トスカーナは再び「オレンジゾーン」、さよならコンテとドラーギ新政権

トスカーナは昨日から、再びオレンジゾーンへと変更になりました。昨日はバレンタインデーで、各地のレストランは予約満席だったのに、全て予約キャンセル(かテイクアウトに変更)となったり、高校生はまたオンライン授業に戻ったり、私を含め不満(私の個人の事情では、高校のオンライン授業以外は我慢できますが)が高まっています。しかも1週間後に見直しでなく2週間の措置となり、やっと楽しめてきた通学や外出もしばらくお預けです。
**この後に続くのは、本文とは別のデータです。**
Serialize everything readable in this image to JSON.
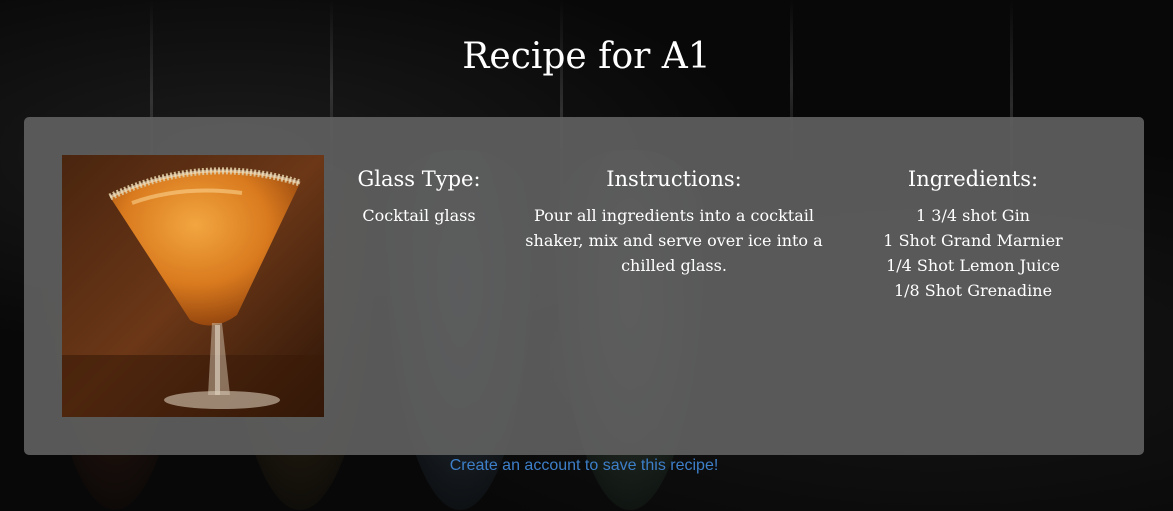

それはさておき、日本でどこまで報道されているのかは?ですが、イタリアでは政権が変わりました。元々、連立政権+大統領指名されたコンテ氏が首相だったわけですが、第一回目の連立政権崩壊(2019年8月、北部同盟が抜けたことによる)に続き、今回も連立を組んでいたイタリア・ヴィーヴァ(元首相のレンツィの政党)によって引き起こされたものです。詳しくはこちらが分かりやすいのでリンクします。

これにより、2回目の辞任となったコンテ。今回はコンテの再指名でなく、マリオ・ドラーギ氏を指名。どんな人かは、こちらはどうぞ。

連立政権崩壊の理由がリカバリーファンドをどう使うか?だっただけに、その問題を解決するにはこれ以上の人はいないし、モメモメの政治家たちをまとめるにこれほどのキャリア・知名度がある人もいない、でしょうね。Wikipediaによると、

2014年、ドラギはフォーブス誌に世界で8番目にパワフルな人物として掲載された。2015年にはフォーチュン誌で「世界で2番目に偉大なリーダー」にランク付けされた[2]。2019年5月、ポール・クルーグマンはドラギを間違いなく “現代の最も偉大な中央銀行家 “であると評した

ですから。

組閣に向けてドラーギとの面談に行く各政党の面々、そしてその後の会見を見てると、内閣の席欲しさに態度をころりと変えるのに、ゲロが出そうな不快感に襲われました。そして蓋を開けてみると・・・内閣の専門家は23人中たった8人にとどまり、連立に参加拒否をしたFratelli d’Italia党以外の主要政党からまんべんなく起用したメンバー。外相や保健相は前任継続・・・私個人的な希望では、全員すっぱり専門家にしてほしかった。コンテ前首相のころから、すべての問題は連立政権の崩壊なのに。確かに議会で過半数を得て安定的な政権を、というのは特に今のコロナ緊急事態には必要かもしれないけれど、もうすでに政治家のごたごたに振り回されているのに、また!?という印象しか残らない。あとはもうドラーギ氏の手腕の見せ所なのかもしれませんが・・・

そして正式に首相に任命されたドラーギ氏、官邸を去るコンテ氏。

政策に賛成か反対かはいったん置いておいて、ロックダウン中の会見やこれまでの会見、SNSの投稿においてもコンテ氏の品位と誠実さには感心をしていたけれど、最後のキージ宮を出るときのシーンには心を打たれて涙まで出てしまいました。もう、羞恥心なく上っ面だけキレイに装う政治家たちとは大違い。それは、官邸の窓から拍手で見送る職人の方、それに手を振るコンテ氏の姿に表れていると思います。あれだけ文句言ってた私でも、「ああ、この人でなかったら、もっとひどい状況だったかもしれない」と思わざるを得ないくらいに。これからは、いち市民に戻ると言っていたコンテ氏、実はフィレンツェ大学の法学部の教授。コンテ氏を拝みに、大学潜入しようかしら(爆)。